Yes, but please discern all aspects *strictly*. The configure step you write of, is a step *only* applicable to building-processes, not the installation of binary packages.

Also, I reminded of the fact that it is a problem of the software packages *themselves*. They shouldn't require users to compile-in configuration options. So, its not our task, in a way.

 If possible, the package system should be portable.  If not possible,
make it work on DF instead of sacrificing good features.  For "all other
platforms" there's already pkgsrc..

Portability came into my mind today in fact. :)
But define portability... UNIX? Or more?
More might be possible, at least I already thought a bit about it
and see no unovercomable obstacles. But would it be useful?
The packages distributed by systems like pkgsrc are UNIX-only,
as far as I know. And those are the ones we would be primarily
interested in.

  IMHO it would be too hard trying to extend the package system beyond
UNIX-like platforms.  But then if it can be done, why not?  If you have a
clean separation, the dependency handling should be similar across
platforms, even if the building part isn't.

Okay. Then I think we are in accord about this. Just make a technically clean architecture, which should enable us to realize this, but not
set it as a goal (for now at least).


 There's two sides to this argument, but personally I'd like to see
dependencies being specified only in terms of capability / major versions
/ API revisions.  The other, IMO, is forcing dependencies to be of the
"best" version (for example security-wise).  In my opinion, depending on
specific versions just ties packages tighter together and makes it harder
to replace just a single one, and you'll have a bigger and bigger mess as
the package collection grows.  On the other hand, this shifts more
responsibility to the user having to keep track of which versions work

As a wrote more times: mostly the one thing doesn't exclude the other. :)

  It should.  I'd prefer a strict adherence to one or the other, so that
at least you'll know what to expect.  Preferably minimal dependencies, and
then having security checks separate.  Maybe I'm misunderstanding you

Yes, you are, I suspect. :P

* You think I meant:
- Approach 1 -> benefit 1, deficit 1.
- Approach 2 -> benefit 2, deficit 2.

Choose: Approach 1+2 -> benefit 1+2. But, manage in some way to not suffer from deficit 1+2.

* You would however like to see:
- Approach 1 -> benefit 1, deficit 1.
- Approach 2 -> benefit 2, deficit 2.

Choose: Approach 1 OR 2 -> benefit 1 OR 2. Manage in some way to not suffer from deficit 1 OR 2, AND find a way to obtain the other benefit (1/2).

* What I *really* mean:
- Approach 1 -> benefit 1, deficit 1.
- Approach 2 -> benefit 2, deficit 2.
- Approach 3 -> benefit 1+2, WHY: this solution is not of the same class as Approach 1/2.
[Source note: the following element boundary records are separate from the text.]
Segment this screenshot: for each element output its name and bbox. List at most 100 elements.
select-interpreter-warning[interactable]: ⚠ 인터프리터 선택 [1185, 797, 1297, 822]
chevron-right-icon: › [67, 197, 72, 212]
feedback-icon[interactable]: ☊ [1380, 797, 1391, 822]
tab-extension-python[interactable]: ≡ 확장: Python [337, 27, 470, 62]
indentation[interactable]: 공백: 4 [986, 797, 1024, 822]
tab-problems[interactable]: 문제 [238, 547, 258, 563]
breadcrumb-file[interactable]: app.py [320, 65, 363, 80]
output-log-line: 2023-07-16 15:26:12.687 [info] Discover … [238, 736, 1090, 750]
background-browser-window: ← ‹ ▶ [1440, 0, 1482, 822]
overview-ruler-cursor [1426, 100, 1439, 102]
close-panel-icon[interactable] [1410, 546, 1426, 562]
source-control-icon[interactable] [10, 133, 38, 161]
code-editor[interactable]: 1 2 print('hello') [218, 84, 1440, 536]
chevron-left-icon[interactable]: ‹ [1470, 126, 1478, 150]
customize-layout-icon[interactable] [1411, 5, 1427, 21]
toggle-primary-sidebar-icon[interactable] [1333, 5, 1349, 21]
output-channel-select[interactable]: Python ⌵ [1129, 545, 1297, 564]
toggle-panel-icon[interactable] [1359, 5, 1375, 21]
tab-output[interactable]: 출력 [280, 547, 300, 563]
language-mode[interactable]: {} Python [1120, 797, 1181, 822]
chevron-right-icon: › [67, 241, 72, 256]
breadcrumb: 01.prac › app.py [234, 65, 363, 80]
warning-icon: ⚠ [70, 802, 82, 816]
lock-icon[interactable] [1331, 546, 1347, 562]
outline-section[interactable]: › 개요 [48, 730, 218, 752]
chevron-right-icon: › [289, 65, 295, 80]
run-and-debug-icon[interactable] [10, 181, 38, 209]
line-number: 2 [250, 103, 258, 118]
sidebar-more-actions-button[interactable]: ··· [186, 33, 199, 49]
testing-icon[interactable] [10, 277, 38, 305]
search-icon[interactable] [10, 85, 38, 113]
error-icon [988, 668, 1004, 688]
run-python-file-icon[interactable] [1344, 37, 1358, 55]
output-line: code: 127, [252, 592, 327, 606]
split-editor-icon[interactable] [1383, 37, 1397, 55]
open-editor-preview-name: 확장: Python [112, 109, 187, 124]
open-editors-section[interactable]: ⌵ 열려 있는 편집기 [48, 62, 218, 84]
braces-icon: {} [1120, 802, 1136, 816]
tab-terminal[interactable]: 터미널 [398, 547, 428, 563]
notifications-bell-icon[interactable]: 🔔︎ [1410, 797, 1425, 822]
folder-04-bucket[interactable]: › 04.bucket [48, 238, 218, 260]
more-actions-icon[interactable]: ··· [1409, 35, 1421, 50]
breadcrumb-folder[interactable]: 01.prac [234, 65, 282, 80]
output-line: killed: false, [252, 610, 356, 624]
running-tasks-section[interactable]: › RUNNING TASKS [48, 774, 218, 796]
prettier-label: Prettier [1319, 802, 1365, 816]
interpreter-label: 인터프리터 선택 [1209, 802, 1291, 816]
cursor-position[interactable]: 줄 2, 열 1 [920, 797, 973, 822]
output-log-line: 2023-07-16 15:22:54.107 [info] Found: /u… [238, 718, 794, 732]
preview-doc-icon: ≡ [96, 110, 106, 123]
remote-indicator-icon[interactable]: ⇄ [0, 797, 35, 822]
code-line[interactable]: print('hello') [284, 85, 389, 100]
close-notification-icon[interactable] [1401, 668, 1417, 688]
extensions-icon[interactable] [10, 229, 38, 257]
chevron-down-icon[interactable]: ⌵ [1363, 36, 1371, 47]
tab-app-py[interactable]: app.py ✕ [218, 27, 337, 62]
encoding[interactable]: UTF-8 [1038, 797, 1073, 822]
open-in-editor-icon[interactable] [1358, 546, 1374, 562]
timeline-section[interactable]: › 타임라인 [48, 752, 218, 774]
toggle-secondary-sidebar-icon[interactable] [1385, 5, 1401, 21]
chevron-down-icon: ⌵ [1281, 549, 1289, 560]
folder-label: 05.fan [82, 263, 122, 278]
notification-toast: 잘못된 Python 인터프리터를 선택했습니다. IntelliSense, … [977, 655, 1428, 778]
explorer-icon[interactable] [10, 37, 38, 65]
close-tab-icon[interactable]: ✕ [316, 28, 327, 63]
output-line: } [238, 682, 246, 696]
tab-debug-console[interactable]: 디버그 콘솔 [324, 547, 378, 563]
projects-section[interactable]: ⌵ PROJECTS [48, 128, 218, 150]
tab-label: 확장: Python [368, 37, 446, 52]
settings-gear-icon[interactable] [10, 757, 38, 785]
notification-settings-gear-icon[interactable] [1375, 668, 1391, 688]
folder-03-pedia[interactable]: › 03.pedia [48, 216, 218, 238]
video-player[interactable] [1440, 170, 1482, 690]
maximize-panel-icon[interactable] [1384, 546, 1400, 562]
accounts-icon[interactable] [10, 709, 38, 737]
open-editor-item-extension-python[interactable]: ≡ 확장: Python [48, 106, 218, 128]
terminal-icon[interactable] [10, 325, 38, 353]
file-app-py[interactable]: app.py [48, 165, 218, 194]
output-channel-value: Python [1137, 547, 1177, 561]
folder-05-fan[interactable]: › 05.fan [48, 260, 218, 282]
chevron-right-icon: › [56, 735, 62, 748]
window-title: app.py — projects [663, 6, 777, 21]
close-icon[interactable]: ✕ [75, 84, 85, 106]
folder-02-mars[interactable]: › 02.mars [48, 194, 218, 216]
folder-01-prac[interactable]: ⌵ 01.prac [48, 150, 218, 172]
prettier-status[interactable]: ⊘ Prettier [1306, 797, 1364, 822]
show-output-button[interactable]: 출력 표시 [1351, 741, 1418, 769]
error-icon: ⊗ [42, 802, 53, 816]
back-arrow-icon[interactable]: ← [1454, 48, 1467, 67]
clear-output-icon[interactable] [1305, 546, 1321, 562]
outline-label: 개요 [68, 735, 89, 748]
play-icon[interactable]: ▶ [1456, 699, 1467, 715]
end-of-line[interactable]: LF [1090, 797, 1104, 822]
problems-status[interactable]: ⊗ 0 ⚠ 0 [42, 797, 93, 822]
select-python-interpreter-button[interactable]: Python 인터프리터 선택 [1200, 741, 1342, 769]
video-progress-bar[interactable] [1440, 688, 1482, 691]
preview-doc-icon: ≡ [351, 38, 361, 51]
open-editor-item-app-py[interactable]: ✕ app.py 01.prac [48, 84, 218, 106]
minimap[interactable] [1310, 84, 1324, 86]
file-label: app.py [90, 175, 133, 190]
Choose: Approach 3, IF: it has been fully worked out, and thus its theoretical existence is also found practical.

I had a software system in mind that lets users determine this
themselves. This way problems with dependencies can and will be reported
to the authors of the software in question, instead of the 'porters'.
Of course, reasonable predefines should be shipped when requested to...

  Won't work.  Say I'm the author of "SnazzyMusic" (currently at version
1.2.3).  One day comes a report that SnazzyMusic (version 1.1.1) won't
build on ObscureBSD because of a conflict with ClosedSSL.  What should I
do?  Why should I care?  It works just fine on my Linux box, after all.

Misunderstanding again. :D

YOU shouldn't do anything! :)
The ObscureBSD users who experiences the problem you describe should, in my solution. What? He could fix it himself, but he probably reports his troubles to the software author(s), because the fault must be on their side (considering the perfectness of our software system B-)).